Subject: Re: Extension of fsync_range() to permit forcing disk cache flushing
To: Bill Sommerfeld <firstname.lastname@example.org>
From: Manuel Bouyer <email@example.com>
Date: 12/20/2004 21:38:31
On Mon, Dec 20, 2004 at 11:33:43AM -0500, Bill Sommerfeld wrote:
> On Fri, 2004-12-17 at 08:34, Manuel Bouyer wrote:
> > In another thread, we admit that the upper layers needs to aware of this
> > property of the ATA drives, and deal with it. fsync() doens't have to
> > call directly the flush cache ioctl, it could insert itself in the
> > write queue with a write barrier.
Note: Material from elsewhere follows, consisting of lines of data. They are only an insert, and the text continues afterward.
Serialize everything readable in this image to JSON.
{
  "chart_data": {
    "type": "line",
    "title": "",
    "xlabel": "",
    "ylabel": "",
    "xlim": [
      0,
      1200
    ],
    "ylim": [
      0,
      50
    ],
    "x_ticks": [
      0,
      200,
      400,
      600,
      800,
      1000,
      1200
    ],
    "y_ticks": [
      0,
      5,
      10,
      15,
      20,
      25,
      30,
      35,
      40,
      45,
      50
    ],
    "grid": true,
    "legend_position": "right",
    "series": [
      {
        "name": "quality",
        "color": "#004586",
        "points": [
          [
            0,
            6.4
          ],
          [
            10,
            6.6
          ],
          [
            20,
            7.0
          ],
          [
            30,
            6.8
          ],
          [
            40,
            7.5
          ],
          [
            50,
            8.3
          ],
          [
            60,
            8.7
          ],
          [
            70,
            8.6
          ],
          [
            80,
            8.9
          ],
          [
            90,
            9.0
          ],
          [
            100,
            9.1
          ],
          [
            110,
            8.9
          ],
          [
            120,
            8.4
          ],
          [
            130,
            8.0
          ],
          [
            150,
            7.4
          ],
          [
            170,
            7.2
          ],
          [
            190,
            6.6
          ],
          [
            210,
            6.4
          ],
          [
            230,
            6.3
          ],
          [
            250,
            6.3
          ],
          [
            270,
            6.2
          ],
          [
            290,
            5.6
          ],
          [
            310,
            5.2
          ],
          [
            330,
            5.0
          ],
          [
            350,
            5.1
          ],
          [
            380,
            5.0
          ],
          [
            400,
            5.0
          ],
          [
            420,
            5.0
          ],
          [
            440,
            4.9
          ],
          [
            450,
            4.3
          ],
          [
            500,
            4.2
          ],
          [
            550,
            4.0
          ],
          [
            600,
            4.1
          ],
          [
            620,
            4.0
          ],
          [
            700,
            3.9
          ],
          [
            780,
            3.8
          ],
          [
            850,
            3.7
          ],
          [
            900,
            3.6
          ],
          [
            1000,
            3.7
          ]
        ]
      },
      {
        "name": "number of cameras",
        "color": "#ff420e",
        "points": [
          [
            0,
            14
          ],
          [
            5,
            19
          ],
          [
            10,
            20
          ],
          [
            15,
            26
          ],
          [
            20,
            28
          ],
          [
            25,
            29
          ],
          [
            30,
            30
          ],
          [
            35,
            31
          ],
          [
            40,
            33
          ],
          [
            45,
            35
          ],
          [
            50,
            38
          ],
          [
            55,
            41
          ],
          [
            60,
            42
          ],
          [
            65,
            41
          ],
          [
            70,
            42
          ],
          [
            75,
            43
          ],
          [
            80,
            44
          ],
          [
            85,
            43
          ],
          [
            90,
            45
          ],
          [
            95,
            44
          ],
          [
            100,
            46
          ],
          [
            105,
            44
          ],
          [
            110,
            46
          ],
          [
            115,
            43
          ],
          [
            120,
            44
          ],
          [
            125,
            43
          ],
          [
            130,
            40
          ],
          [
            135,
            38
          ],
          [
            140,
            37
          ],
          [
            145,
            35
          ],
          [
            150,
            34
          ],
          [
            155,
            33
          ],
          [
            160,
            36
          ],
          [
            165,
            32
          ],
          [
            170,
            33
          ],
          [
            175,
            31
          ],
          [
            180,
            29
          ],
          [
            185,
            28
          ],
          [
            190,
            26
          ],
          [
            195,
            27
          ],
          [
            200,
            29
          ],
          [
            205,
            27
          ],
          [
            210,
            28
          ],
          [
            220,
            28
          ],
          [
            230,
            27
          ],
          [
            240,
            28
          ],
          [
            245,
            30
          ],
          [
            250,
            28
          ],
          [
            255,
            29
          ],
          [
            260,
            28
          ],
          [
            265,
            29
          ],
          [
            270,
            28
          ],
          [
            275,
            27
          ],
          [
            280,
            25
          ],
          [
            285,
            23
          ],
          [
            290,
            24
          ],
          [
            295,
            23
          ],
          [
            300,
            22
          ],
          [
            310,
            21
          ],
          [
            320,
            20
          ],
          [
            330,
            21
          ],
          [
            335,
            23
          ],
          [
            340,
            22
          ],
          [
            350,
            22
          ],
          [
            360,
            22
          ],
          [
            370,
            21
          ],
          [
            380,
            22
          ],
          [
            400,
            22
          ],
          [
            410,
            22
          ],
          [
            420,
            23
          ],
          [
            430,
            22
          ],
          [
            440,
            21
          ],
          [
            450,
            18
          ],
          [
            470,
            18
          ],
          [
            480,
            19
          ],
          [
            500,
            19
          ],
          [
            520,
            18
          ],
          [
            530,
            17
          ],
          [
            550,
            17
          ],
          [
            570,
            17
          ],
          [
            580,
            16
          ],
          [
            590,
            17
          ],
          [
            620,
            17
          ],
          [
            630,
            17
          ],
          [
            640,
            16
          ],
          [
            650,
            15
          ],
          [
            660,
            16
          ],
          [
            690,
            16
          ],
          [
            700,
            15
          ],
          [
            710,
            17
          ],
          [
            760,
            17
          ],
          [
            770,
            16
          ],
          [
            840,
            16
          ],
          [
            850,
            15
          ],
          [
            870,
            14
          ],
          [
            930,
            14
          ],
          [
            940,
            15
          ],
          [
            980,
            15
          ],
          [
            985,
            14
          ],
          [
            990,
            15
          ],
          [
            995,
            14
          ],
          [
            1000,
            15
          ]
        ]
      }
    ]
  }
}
This way several subsystem's
> > barrier could be combined in one to help performances on busy systems.
> while a queued barrier can help with single-system self-consistency, you
> still may wind up turning back the clock after a crash unless you also
> put other externally-visible signs from the processes into limbo until
> the write completes..
> consider an SMTP server -- before responding with a 2xx code to the DATA command,
> it should commit the message to stable store.
Yes, and as far as I know, sendmail uses fsync() for this.
> all of this is, however, something of a probability game; there are no absolute
> guarantees that the data is coming back, because any block written could go bad,
> or the controller could go fail in a way that it would acknowledge writes as
> complete even when they weren't (I've seen it happen. story for another time..)
Sure. There can also be software bugs ...
> What makes sense for a low end ATA drive (it may lose dirty cache data on
> loss of power or reset) may not make sense for a high end RAID system with
> battery backed mirrored cache.
> which fsync semantic do you want:
> - data recoverable even if something outside the storage widget fails
> - data recoverable unless something inside the storage widget fails.
I really depends on the context. Personally on boxes where reliability
of the disk system matters, I don't use ATA at all.
Manuel Bouyer <firstname.lastname@example.org>
NetBSD: 26 ans d'experience feront toujours la difference